Christian Escribà never ceases to surprise us with his fusion of pastry cooking and showmanship, although he will have to go a long way to surpass his recent work in Singapore – Fantasy, by Escribà, his recent large-scale project. This enormous “sweet” dream (which cost a whopping four million dollars!) ended up being a remarkable success, whether you measure it by the international media response, or the attendence figures over the three days, or the reactions of the visitors.
Christian Escribà has a clear understanding of the success of the project. As he told So Good, “the public response has been great, not only in terms of the numbers of visitors (almost 12,000), but also due to their reaction once inside the show. One of my concerns was whether it was really possible to get across the emotional intention and philosophy of the project, and I know that we have succeeded.
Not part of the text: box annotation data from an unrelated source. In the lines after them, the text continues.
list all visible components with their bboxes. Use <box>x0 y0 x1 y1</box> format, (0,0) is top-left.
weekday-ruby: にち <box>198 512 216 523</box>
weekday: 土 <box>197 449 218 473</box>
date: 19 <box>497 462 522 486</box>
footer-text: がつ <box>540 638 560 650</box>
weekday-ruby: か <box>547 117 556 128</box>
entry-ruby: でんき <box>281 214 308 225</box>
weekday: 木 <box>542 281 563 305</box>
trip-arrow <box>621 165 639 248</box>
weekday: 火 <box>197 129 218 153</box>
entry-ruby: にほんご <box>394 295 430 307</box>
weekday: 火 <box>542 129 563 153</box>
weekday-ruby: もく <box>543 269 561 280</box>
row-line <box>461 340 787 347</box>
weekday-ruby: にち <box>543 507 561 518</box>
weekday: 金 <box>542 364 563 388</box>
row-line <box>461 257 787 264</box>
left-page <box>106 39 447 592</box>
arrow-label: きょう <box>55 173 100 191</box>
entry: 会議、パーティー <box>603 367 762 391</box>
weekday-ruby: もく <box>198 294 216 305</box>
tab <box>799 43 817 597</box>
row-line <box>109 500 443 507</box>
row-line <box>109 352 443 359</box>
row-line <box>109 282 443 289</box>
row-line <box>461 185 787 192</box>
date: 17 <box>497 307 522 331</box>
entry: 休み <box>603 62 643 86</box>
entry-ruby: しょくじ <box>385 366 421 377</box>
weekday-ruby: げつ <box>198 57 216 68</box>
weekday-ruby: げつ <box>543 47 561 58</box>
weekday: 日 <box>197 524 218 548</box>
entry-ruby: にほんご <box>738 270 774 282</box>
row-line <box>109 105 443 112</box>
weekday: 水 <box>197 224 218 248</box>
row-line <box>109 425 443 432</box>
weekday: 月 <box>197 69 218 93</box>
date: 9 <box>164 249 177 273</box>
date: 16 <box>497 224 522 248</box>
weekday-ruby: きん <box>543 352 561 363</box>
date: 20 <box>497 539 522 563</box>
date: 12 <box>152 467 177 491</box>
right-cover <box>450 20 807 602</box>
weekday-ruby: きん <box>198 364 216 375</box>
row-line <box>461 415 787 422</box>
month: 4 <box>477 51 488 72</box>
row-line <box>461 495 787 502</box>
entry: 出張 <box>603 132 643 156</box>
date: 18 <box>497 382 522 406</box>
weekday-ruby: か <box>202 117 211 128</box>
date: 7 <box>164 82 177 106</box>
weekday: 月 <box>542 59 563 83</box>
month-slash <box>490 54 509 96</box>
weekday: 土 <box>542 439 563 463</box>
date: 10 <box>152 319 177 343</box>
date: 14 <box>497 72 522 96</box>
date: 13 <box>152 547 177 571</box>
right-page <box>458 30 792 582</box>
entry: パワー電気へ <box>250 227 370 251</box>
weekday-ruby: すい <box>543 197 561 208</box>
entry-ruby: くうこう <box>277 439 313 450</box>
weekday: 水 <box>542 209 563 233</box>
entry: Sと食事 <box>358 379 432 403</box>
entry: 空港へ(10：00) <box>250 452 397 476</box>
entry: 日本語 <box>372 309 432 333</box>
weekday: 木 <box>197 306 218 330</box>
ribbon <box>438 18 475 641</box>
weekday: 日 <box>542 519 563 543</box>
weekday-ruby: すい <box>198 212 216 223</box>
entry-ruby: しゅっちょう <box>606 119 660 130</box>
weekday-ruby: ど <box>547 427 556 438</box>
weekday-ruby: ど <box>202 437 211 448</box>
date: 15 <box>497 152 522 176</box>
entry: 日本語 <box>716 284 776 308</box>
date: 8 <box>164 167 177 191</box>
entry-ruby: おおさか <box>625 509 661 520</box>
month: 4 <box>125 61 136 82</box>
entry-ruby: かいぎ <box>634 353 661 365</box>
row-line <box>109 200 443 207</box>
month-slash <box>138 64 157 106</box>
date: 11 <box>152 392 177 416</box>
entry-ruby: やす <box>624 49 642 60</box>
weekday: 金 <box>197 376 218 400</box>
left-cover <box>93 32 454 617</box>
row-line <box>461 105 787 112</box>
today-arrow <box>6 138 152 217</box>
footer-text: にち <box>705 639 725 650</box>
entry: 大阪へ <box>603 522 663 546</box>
Therefore, in the balance, with the accounts not completely closed as yet, the project was “extremely positive”, when you consider that this was an unprecedented event, of enormous scale, in which more than 500 people worked together. Not only that, but they were working very far from home.”
Over the course of three intense days (from the 22nd to the 24th August), Escribà and a large team of collaborators designed all kinds of surprises and creative pieces. There were brilliant life-size reproductions of animals, a recreation of the mythical elements of Escribà’s pastry cooking, a wedding cake 5 metres high, and an impressive chocolate waterfall of 8.5 metres, that became a new Guinness world record. This veritable flood of dessert surprises was the culimination of a dream that the chef and his wife, Patricia Schmidt, had held for some time.
In total, an area of no less than 8,000 m2 was taken up at the Marina Bay Sands site, divided into 8 pavilions, in which space was also given to theatrical perfomances of Els Comediants, and for specific masterclasses, led by the creative minds of peole such as Martín Lippo (Vakuum), Jordi Farrés (Bcn Cookies), Jordi Pujol (Escuela Joviat), Mary Rose Sánchez (El gust e meu) and Josep Maria Ribé (Callebaut). And all of this in a festival atmosphere (there were no shortage of late night parties with Ibizan deejays) and garnished with a huge variety of tastings.
Finally, it needs to be mentioned that Fantasy by Escribà is the first step towards other projects that the chef is developing in Barcelona right now. “I have several proposals and projects, but no doubt I will choose one where the people involved will show me the same enthusiasm and dedication that they put into Escribà in each new adventure.”